Started Llama 3.1 8B Locally

Michael Ruminer
2 min readJul 31, 2024

--

AI generated black and white photo style image of a llama staring at you standing close to the lens and in a field. Shows only the head and part of the neck.

I started a load of Llama 3.1 8B onto my local machine. It’s not the beefiest model but is the model that I could support on my aging machine and GPU. I have not yet had time to play with it but this is step one of a multi step experiment.
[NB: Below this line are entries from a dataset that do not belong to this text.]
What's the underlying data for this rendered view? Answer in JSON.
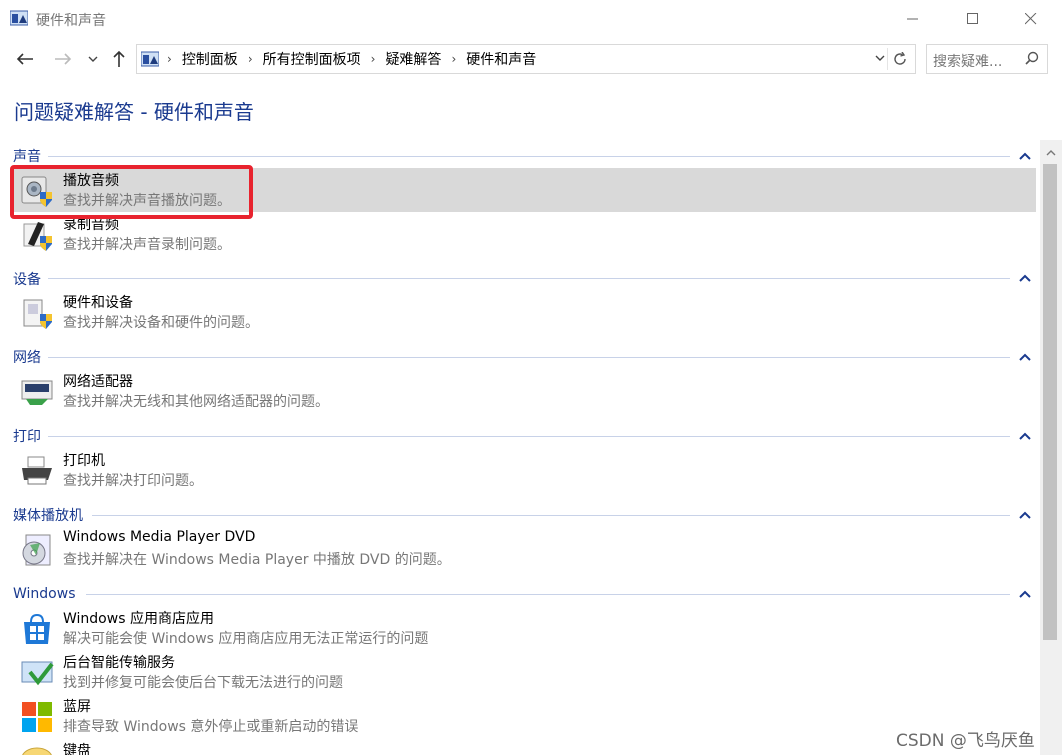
{
  "window": {
    "title": "硬件和声音",
    "icon": "control-panel-icon"
  },
  "address": {
    "crumbs": [
      "控制面板",
      "所有控制面板项",
      "疑难解答",
      "硬件和声音"
    ],
    "search_placeholder": "搜索疑难..."
  },
  "page": {
    "title": "问题疑难解答 - 硬件和声音"
  },
  "sections": [
    {
      "label": "声音",
      "items": [
        {
          "name": "播放音频",
          "desc": "查找并解决声音播放问题。",
          "icon": "speaker-shield-icon",
          "selected": true
        },
        {
          "name": "录制音频",
          "desc": "查找并解决声音录制问题。",
          "icon": "microphone-shield-icon"
        }
      ]
    },
    {
      "label": "设备",
      "items": [
        {
          "name": "硬件和设备",
          "desc": "查找并解决设备和硬件的问题。",
          "icon": "hardware-shield-icon"
        }
      ]
    },
    {
      "label": "网络",
      "items": [
        {
          "name": "网络适配器",
          "desc": "查找并解决无线和其他网络适配器的问题。",
          "icon": "network-adapter-icon"
        }
      ]
    },
    {
      "label": "打印",
      "items": [
        {
          "name": "打印机",
          "desc": "查找并解决打印问题。",
          "icon": "printer-icon"
        }
      ]
    },
    {
      "label": "媒体播放机",
      "items": [
        {
          "name": "Windows Media Player DVD",
          "desc": "查找并解决在 Windows Media Player 中播放 DVD 的问题。",
          "icon": "dvd-icon"
        }
      ]
    },
    {
      "label": "Windows",
      "items": [
        {
          "name": "Windows 应用商店应用",
          "desc": "解决可能会使 Windows 应用商店应用无法正常运行的问题",
          "icon": "store-icon"
        },
        {
          "name": "后台智能传输服务",
          "desc": "找到并修复可能会使后台下载无法进行的问题",
          "icon": "bits-icon"
        },
        {
          "name": "蓝屏",
          "desc": "排查导致 Windows 意外停止或重新启动的错误",
          "icon": "windows-logo-icon"
        },
        {
          "name": "键盘",
          "desc": "",
          "icon": "keyboard-icon"
        }
      ]
    }
  ],
  "watermark": "CSDN @飞鸟厌鱼",
  "colors": {
    "heading": "#1a3a8f",
    "selected_bg": "#d9d9d9",
    "highlight": "#e8232e"
  }
}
It took me less than 30 minutes to get up and running and that is an estimate on the far end. The bulk of that time was deciding if a specific tool was supported on my machine. I needed to make sure my processor had AVX2 support. Once I got over that hurdle it was easy peasy. I decided not to start with Ollama simply because LM Studio intrigued me, and I liked the interface for adjusting parameters right in the interface plus the more pleasing interaction experience than just the command line. LM Studio allowed me to install in minutes, select a chat interface, or server, and then provided the interface which allowed me to select which of the models I have installed and I was off and running for a chat session to begin with. The response time was good and returned output at about as fast as I could read it.

Why the 8B model? Simply because I don’t have the machine specs to run the 70B. You really need multiple terabytes of SSD storage, a much better GPU, and twice as much RAM at a minimum. The 8B is more than sufficient for me to start testing agent creation and execution.

My Machine Specs For the 8B

As an example of the machine specs I was able to get the 8B running under with very reasonable performance.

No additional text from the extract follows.